Notes From Underground (Canons) by Fyodor Dostoyevsky

Notes From Underground (Canons) by Fyodor Dostoyevsky

Author:Fyodor Dostoyevsky [Dostoyevsky, Fyodor]
Language: eng
Format: azw3
ISBN: 9780857861283
Publisher: Canongate Books
Published: 2012-10-25T00:00:00+00:00


IV

I had known even the day before that I would be the first to arrive. But being first wasn’t the point.
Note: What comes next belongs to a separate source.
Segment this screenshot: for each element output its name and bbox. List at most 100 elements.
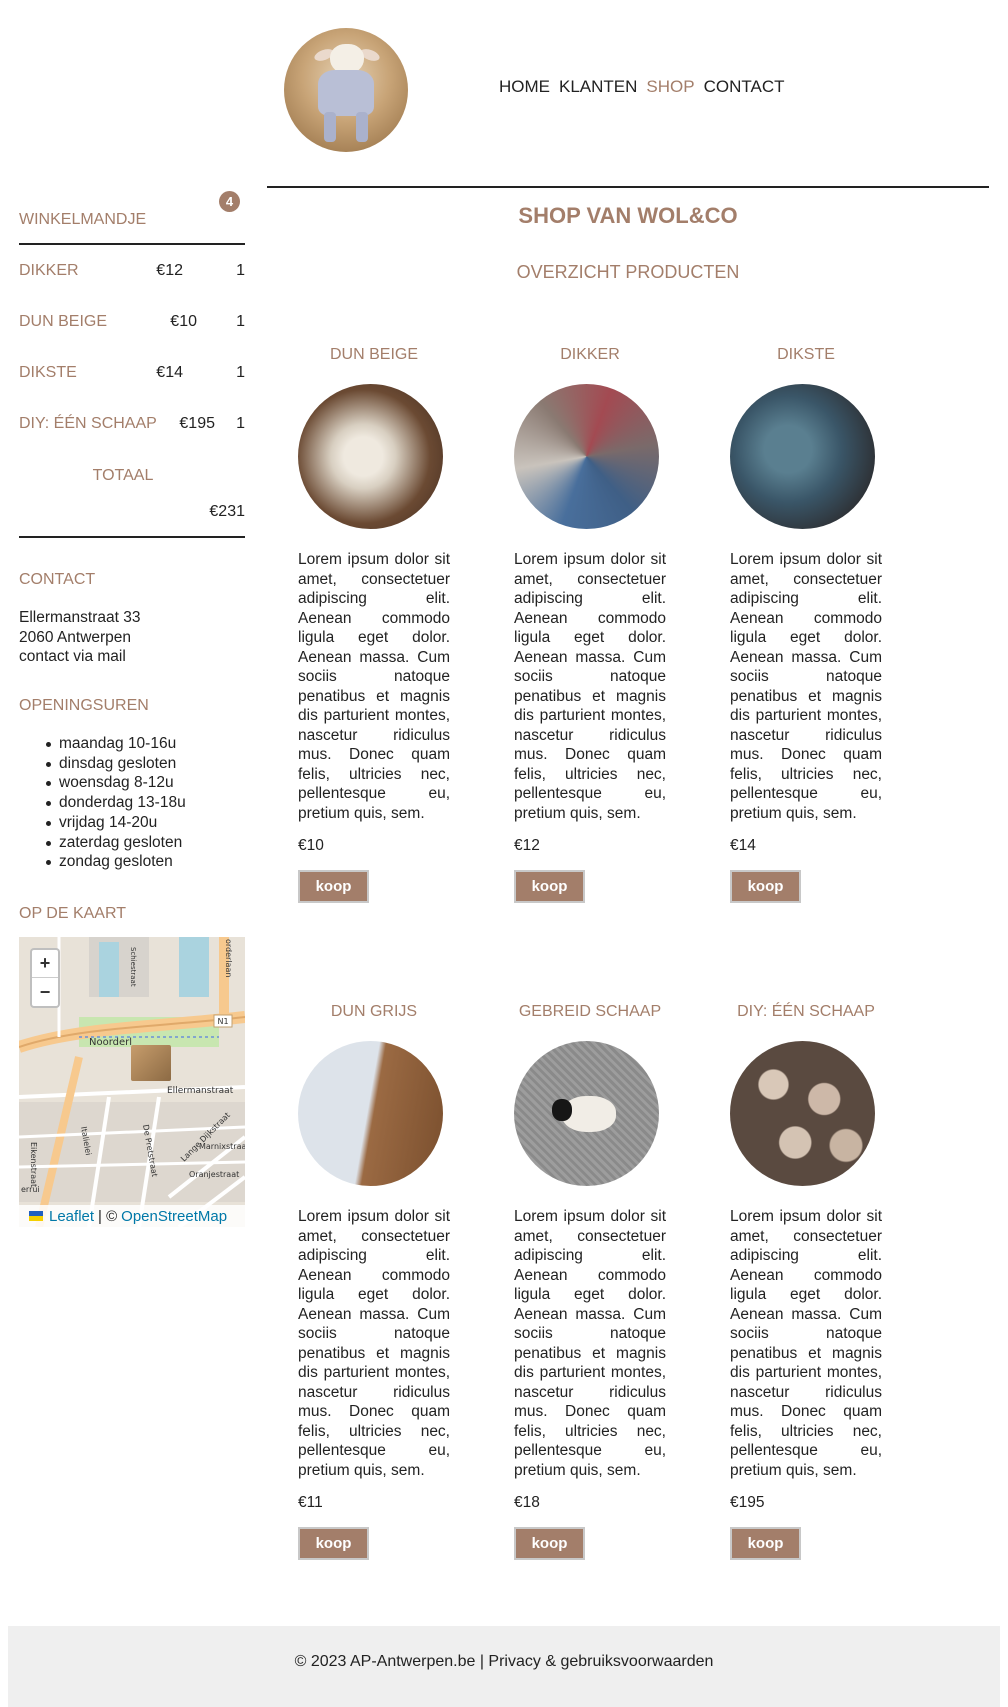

Not only was no one there but I barely managed to find our room. The table wasn’t even fully laid. What did it mean? After many inquiries I finally got it out of a servant that the dinner was ordered for six o’clock and not for five. This was confirmed at the buffet, too. I was ashamed to have to ask. It was still only twenty-five minutes past five. If they had changed the hour then they should have notified me of it, at any rate; there was the municipal post for that, and they shouldn’t have subjected me to such shame and . . . well, in front of the servants, at least. I sat down; the servant started to lay the table; the whole thing seemed somehow even more offensive in his presence. Towards six o’clock, they brought in candles, in addition to the lamps already burning in the room. The servant hadn’t thought, however, to bring them in straight away when I arrived. In the next room two gloomy guests were dining at different tables, in silence, looking angry. There was a lot of noise coming from a distant room, shouting even, the laughter of a whole band of people and some filthy yelps in French: it was a dinner with ladies. In a word, it was nauseating. Rarely have I spent more foul moments, and such was it that when they all appeared together at exactly six o’clock, I was at first so overjoyed to see them it was as though they were some kind of liberators, and I almost forgot that I was supposed to look offended.

Zverkov walked in before the rest, evidently being the leader. He was laughing and so were the rest of them; but upon seeing me, Zverkov assumed a dignified air, approached me unhurriedly, slightly bending at the waist, as though he was flirting, and then offered me his hand, somewhat but not very affectionately, with a sort of caution, and almost with the politeness of a general, as though, in offering his hand, he were guarding himself from something. I had pictured, to the contrary, that as soon as he entered he would start laughing with his old laugh, thinly and yelpingly, and with his first word the feeble jokes and witticisms would begin. I had been preparing for them ever since the evening before but I could never have ever expected such condescending, such senior-ranking endearment. So, therefore, now he considered himself to be immeasurably above me in every respect? If he had just wanted to offend me with this general-like behaviour then it wouldn’t have mattered, I thought to myself, I would have got him back somehow. But what if, in actual fact, without any desire to offend, the serious little idea had crawled into that muttonhead that he was immeasurably above me and could not look upon me in any way other than patronisingly? I was already starting to gasp from this supposition alone.